Since all that we have said is Biblical and true then salvation doesn’t depend upon man but upon God who has mercy. It is precisely this point that salvation isn’t by man’s will but by the grace and will of God that brings about the accusation of God being unjust. This is what the apostle Paul was dealing with in Romans 9:14-18. Here he was proving that salvation is by God’s free-will to have mercy on whom He desires and is not by man’s free-will.

Anticipating the wrong conclusion about the Gospel of salvation by grace, Paul brought up the question of God’s justness in Romans 9:14; stated the emphatic and obvious truth that it is impossible for God to be unjust; and then he went directly to the Scriptures to prove that dispensing mercy is solely the prerogative of God on undeserving sinners – “For He says to Moses, ‘I will have mercy on whom I have mercy and I will have compassion on whom I have compassion'” (Exodus 33:19; Romans 9:15).

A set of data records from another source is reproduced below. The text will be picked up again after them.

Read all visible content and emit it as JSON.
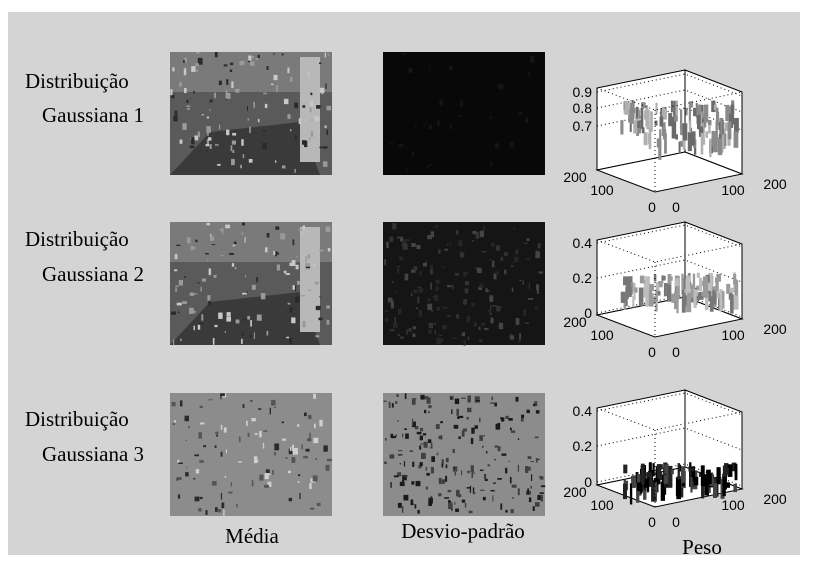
{
  "rows": [
    {
      "label": [
        "Distribuição",
        "Gaussiana 1"
      ],
      "plot": {
        "zticks": [
          0.9,
          0.8,
          0.7
        ],
        "yticks": [
          200,
          100,
          0
        ],
        "xticks": [
          0,
          100,
          200
        ]
      }
    },
    {
      "label": [
        "Distribuição",
        "Gaussiana 2"
      ],
      "plot": {
        "zticks": [
          0.4,
          0.2,
          0
        ],
        "yticks": [
          200,
          100,
          0
        ],
        "xticks": [
          0,
          100,
          200
        ]
      }
    },
    {
      "label": [
        "Distribuição",
        "Gaussiana 3"
      ],
      "plot": {
        "zticks": [
          0.4,
          0.2,
          0
        ],
        "yticks": [
          200,
          100,
          0
        ],
        "xticks": [
          0,
          100,
          200
        ]
      }
    }
  ],
  "columns": [
    "Média",
    "Desvio-padrão",
    "Peso"
  ]
}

Salvation doesn’t depend on man but on God who has mercy! Paul stated the obvious application of Exodus 33:19 – salvation does not depend on the man who wills or the man who runs, but on God who has mercy (Romans 9:16). Moses didn’t find favor in the sight of God because of his will or his works but solely on the grace of God. This was true for Abraham, Isaac, Jacob, and all other true believers – they were saved by grace and not their will or their works.

That salvation doesn’t depend upon the will of man is made abundantly clear not only from Romans 9:16 but also from John 1:13 – “Who were born, not of blood [physical descent] nor of the will of the flesh [personal desire] nor of the will of man [popish decree], but of God.” Esau is a perfect illustration of this truth who was the firstborn of Isaac (not of blood/physical descent); he later desired to inherit the blessing (nor the will of the flesh/personal desire) but was rejected and found no place for repentance, though he sought for it with tears (Hebrews 12:16-17); and his father was intent on giving him the blessing (nor the will of man/popish decree) although God had already said that the older would serve the younger and that they younger was to be the heir of the promise (see Genesis 25:23 and Genesis 27:1-38).

To further prove that salvation doesn’t depend upon man but on God who has mercy, Paul gave the Biblical illustration of Pharaoh (Romans 9:17). Pharaoh was a king who thought that he had free-will but found himself in bondage to sin, an object of God’s wrath, for the proclamation of God’s glory. Moses was a slave, Pharaoh was a ruler, and yet God had mercy on Moses and withheld mercy from Pharaoh. Neither deserved mercy! So the logical conclusion is given in Romans 9:18 – “So then He has mercy on whom He desires, and He hardens who He desires.”

Pharaoh was confronted with enough truth that we marvel at why he didn’t repent and believe in the Lord. The hardening of Pharaoh was judicial. He should have seen his need for mercy – but he didn’t! Mercy is by God’s free-will!